Core Logic reports that the average homeowner is sitting on about  $300,000 in equity. A tidy sum for most whose home represents their largest asset. With more older homeowners struggling to pay their monthly obligations the question arises- should seniors use their homes to pay their bills?

 Downsizing: A realistic option?

In such circumstances, many financial pundits suggest that selling the home and downsizing may be the best choice. It may very well be for those who may find themselves struggling to maintain their property or who live in an area with a higher cost of living. 

“If you really want to use your home equity in the best way possible, selling the home and downsizing would be the way to go”, said Jay Garvens, business development manager at Churchill Mortgage in a recent CBS Money Watch column. “Simply sell the house, take the cash, and move to a more affordable community. You would then have enough money left over to pay your bills for the remainder of your retirement years”, says Garens.

But is it really that simple? Not exactly.

Older homeowners with an existing mortgage who want to sell and downsize are likely to find their new mortgage payment is not substantially less than the mortgage payment they have today thanks to the average 30-year mortgage rate being more than double what it was three years ago.

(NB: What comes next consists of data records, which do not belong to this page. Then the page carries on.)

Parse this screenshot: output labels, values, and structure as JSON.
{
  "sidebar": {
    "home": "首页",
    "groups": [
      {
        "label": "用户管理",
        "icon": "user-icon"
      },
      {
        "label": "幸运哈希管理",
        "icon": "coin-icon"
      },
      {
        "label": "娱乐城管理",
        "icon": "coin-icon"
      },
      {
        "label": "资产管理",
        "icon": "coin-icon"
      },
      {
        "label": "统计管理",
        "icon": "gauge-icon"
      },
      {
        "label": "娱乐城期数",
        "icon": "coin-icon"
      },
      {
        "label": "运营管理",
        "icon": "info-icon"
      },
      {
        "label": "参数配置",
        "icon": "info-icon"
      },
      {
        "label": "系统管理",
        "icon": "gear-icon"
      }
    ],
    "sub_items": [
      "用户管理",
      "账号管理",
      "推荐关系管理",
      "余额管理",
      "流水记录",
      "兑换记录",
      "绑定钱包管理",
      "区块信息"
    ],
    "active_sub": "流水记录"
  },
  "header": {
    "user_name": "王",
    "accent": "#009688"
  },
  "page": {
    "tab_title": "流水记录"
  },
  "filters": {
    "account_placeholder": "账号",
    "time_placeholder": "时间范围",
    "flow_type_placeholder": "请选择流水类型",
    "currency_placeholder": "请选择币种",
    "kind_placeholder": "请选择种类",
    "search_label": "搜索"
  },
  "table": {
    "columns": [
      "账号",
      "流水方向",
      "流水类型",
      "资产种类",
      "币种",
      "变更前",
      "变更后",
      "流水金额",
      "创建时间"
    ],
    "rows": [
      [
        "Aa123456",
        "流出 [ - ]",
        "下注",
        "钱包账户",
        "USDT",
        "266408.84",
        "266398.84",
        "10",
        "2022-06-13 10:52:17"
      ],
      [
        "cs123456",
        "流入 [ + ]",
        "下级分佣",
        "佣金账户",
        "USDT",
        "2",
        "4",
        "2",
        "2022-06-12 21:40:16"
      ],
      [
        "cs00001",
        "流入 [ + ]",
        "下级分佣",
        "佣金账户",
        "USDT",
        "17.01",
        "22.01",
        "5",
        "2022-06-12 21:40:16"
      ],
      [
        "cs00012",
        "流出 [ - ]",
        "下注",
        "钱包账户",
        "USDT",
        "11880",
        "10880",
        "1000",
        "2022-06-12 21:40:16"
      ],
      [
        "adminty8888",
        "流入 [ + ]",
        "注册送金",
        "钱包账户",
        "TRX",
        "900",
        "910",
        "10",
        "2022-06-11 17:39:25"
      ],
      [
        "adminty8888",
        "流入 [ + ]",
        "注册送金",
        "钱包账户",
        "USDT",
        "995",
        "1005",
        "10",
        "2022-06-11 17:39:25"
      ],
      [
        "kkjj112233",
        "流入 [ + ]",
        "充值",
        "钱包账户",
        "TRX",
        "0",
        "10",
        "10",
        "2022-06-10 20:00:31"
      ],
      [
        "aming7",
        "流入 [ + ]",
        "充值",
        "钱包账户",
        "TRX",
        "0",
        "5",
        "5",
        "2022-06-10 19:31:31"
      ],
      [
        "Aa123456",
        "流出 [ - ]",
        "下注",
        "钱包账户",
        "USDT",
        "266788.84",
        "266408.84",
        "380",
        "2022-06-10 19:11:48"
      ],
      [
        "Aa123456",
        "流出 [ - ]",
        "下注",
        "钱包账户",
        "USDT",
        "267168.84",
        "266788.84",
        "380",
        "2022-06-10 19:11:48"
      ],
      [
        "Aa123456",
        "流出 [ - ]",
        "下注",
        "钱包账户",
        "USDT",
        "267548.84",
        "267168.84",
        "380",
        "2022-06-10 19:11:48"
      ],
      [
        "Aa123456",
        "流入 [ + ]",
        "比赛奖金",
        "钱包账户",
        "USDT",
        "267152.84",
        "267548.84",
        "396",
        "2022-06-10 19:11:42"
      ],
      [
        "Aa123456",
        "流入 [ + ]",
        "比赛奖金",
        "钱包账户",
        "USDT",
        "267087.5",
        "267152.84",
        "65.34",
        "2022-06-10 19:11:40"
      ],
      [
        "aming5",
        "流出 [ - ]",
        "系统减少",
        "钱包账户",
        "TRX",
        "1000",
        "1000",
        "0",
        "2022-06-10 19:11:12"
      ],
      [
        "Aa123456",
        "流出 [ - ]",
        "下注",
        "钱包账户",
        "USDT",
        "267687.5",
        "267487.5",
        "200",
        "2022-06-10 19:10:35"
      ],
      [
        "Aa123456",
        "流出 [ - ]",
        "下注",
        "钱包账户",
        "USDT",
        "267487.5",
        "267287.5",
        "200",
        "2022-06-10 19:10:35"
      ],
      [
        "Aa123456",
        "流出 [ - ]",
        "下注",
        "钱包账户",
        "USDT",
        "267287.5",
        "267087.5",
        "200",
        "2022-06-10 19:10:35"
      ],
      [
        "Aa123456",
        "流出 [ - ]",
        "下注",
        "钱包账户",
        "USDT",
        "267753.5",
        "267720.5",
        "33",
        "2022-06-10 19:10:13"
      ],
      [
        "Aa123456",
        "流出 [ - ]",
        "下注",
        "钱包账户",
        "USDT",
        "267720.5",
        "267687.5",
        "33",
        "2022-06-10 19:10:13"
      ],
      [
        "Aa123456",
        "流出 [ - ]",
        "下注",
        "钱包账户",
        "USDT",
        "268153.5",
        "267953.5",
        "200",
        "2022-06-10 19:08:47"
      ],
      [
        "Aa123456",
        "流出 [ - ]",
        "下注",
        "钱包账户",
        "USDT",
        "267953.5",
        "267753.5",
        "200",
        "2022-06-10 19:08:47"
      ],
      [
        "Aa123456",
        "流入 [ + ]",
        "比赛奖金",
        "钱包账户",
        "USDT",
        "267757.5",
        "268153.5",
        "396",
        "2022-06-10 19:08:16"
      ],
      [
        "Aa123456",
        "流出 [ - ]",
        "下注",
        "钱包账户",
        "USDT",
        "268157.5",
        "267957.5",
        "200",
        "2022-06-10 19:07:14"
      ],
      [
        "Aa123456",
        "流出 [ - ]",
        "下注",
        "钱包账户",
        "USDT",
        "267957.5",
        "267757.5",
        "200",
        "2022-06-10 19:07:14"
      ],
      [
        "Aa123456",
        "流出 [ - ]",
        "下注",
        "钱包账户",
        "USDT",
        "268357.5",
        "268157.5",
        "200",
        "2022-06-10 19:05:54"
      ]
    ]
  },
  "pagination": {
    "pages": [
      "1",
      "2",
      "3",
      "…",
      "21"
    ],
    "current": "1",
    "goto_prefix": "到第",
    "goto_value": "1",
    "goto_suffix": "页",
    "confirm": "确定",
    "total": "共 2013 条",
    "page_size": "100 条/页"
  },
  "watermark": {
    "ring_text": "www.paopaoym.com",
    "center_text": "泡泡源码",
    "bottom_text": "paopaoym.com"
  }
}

This begs the question of what is the best way for an older homeowner to extract equity from their home without increasing their already burdensome debt load?

HELOCs only add to the problem

Some may opt for a Home Equity Line of Credit (HELOC) to get the funds needed to cover their monthly expenses. The problem is HELOCs require monthly payments which will increase after the loan’s initial draw period ends. This leaves the homeowner in a worse position having yet another bill to pay each month undermining their need to increase cash flow to meet their monthly obligations. This is where the desire and accessibility to cash can lead to short-term thinking with long-term financial consequences.

The no-payment, optional payment loan“If there are no other assets to access, a reverse mortgage can be a way to maintain retirement,” David Orsolino, a financial advisor at Strategies for Wealth told CBS Money Watch. “This will allow for tax-free income and allow you to remain in the home.”

Actually, it’s tax-free loan proceeds which are typically not taxed like income. Any additional source of income is subject to federal or state income taxes. Yet, Mr. Orsolino is correct that reverse mortgages can help older homeowners maintain their standard of living in retirement. Wanting to bequest the home to adult children is admirable but should be done knowing that 70% of adult children plan to sell the home they inherit according to a Charles Schwab survey. In such situations, the pragmatism of selling the home overcomes any sentimental misgivings the children may have of keeping their childhood home. 

Older homeowners struggling to pay their monthly bills should consider the following questions:If I don’t tap into my home equity will we be a financial burden to our children?

Does selling and relocating to a new home make financial sense?

Would getting a HELOC to access cash be the best choice when it only adds to my monthly payments?

Do I want to return to work? If so, am I mentally and physically prepared to do so?

Would my children prefer that we live comfortably and be financially independent instead of inheriting the home?

Not everyone has the equity required to qualify for a reverse mortgage. But for those who do the flexibility of the loan and the boost to their monthly cash flow may be just the answer they’ve been looking for.